In artikel 17.2.1 wordt onder c bepaald dat ter plaatse van de aanduiding 'recreatiewoning' het aantal recreatiewoningen maximaal het met de aanduiding 'maximum aantal wooneenheden' aangegeven aantal bedraagt.
In artikel 17.5.1 wordt de maximumoppervlakte groepsaccommodatie behorende bij de manege aan de gebruiksregels toegevoegd.

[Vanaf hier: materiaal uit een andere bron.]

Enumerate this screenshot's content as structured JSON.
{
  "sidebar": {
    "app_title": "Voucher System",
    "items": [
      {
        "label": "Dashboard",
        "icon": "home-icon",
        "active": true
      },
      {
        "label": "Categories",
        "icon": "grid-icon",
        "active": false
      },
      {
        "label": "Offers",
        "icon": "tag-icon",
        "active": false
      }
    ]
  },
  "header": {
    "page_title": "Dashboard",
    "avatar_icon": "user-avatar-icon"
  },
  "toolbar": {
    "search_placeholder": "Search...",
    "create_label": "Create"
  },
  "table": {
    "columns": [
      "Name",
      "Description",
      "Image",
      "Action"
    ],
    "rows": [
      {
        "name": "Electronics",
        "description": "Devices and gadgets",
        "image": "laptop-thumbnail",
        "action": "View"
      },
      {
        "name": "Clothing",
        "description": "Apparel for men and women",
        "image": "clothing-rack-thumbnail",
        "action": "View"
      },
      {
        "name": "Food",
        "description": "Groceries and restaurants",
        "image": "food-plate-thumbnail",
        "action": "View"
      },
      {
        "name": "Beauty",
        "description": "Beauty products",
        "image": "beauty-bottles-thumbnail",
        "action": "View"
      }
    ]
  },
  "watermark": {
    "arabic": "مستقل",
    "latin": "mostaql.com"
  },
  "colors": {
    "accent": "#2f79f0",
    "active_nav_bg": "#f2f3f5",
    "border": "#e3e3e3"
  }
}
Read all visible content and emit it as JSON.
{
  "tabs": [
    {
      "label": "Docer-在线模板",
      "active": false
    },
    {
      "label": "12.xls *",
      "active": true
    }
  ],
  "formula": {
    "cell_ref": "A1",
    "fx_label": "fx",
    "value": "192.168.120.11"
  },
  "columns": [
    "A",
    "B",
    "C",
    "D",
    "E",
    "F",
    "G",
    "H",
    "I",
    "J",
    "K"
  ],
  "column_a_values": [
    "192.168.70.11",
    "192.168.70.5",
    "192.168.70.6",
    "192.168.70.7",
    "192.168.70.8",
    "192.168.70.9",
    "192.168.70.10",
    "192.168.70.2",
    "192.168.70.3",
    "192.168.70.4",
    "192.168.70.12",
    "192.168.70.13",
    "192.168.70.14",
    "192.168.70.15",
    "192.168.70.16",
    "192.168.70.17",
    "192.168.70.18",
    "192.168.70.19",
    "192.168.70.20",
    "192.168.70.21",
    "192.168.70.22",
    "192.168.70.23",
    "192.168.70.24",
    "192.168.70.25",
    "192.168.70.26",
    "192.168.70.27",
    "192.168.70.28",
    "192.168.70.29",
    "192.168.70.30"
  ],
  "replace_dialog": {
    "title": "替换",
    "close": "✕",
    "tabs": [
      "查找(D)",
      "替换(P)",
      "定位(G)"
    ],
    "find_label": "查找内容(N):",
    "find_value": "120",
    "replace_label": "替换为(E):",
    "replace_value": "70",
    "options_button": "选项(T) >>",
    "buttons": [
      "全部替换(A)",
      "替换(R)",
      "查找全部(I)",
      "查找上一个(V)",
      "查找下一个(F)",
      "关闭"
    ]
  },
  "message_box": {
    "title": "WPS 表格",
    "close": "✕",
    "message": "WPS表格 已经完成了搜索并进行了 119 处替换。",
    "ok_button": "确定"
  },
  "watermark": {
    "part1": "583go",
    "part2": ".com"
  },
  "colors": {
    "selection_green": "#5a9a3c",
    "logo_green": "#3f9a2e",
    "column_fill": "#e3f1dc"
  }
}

3.5 Wijkhuijsweg 5 Oostkapelle

3.5.1 Aanleiding

De eigenaren van het perceel Wijkhuijsweg 5 te Oostkapelle hebben aangrenzende gronden gekocht met als doel het woon perceel uit te breiden. De aangekochte gronden hebben in het geldende planologische regime van het bestemmingsplan Buitengebied de bestemming 'Agrarisch met Waarden - Landschapswaarden' (zie figuur 3.2). Het gebruik van de gronden voor woon doeleinden is niet toegestaan, ook mogen hier geen gebouwen ten behoeve van het wonen worden opgericht. De bewoners willen de betreffende gronden als tuin c.q. erf bij hun woning betrekken. Daartoe dient de bestemming van de betreffende gronden te worden aangepast naar 'Wonen' met een bouwvlak.

afbeelding "i_NL.IMRO.0717.0153BPBgbH4-VG01_0002.jpg"

Figuur 3.2 Uitsnede verbeelding geldend bestemmingsplan, gronden ontwikkeling rood omrand (bron: ruimtelijkeplannen.nl)

3.5.2 Huidige en beoogde situatie

In de huidige situatie zijn de gronden ingericht met een grasveld, ten behoeve van de woonfunctie op het aangrenzende perceel.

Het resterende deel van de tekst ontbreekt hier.